I'm self-taught, and my role has expanded to cover almost everything required on a technical side, including:
- CMS setup and development with CraftCMS
- PHP Plugin development (for CraftCMS)
- Linux server administration
- Setting up servers
- BASH scripting for automation of tasks
- Apache/Caddy/PHP/MySQL
- DDEV/Vite for local development
- SCSS/PCSS
- Modern "Vanilla" JavaScript
- HTML / CSS advancements (it does change!)
- GIT
- Documentation
I'm responsible for almost all the technical decisions and flow for all web infrastructure and projects we create, host, and manage.

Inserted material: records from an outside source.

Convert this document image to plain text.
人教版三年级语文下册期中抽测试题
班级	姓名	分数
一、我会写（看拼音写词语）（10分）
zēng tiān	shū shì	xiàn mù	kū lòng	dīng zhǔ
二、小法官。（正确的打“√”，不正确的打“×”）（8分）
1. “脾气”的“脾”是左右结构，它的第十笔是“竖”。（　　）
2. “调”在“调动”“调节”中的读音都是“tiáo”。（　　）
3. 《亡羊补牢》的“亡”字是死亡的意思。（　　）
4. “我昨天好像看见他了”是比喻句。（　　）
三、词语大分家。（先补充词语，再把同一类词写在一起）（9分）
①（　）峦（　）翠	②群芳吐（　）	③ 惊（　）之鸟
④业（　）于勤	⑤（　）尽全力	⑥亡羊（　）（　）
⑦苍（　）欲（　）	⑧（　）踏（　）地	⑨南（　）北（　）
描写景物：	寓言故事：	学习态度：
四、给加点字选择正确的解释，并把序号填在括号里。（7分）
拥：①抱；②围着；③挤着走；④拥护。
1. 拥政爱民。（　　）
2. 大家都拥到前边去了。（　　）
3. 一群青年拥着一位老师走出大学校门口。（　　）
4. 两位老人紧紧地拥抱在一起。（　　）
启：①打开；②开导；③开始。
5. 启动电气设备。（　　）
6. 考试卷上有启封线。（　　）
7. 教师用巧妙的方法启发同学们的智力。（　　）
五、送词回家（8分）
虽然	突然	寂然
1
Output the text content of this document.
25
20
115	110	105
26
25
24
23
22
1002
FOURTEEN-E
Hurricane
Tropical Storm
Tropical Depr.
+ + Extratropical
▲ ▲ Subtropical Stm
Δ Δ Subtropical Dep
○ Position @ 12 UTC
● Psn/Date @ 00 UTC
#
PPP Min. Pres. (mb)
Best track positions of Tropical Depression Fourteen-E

I've been a web developer for about twenty years, starting in the days when Zeldman released Designing With Web Standards; Eric Meyer was writing books to popularise CSS; and Dan Cederholm was encouraging front-end "Web Standard Solutions". XHTML was a thing, Inspector/Firebug were not.
I've seen a lot, and a huge portion of the skills and knowledge from those days carry over to today. If you want to make an accessible, fast, high quality website - you need to know these core technologies. Core tech will always be relevent, and frameworks with their associated opinions come and go.
Tools are not skills, but choosing the right tool for the right job certainly is. I currently do not build SPA's, and so I do not much use REACT / Vue / Angular etc.
- Middle aged white guy attempting to become less ignorant over time.
- I try to listen to people different from myself, and do my own lifting so I'm not adding to other people's burdens.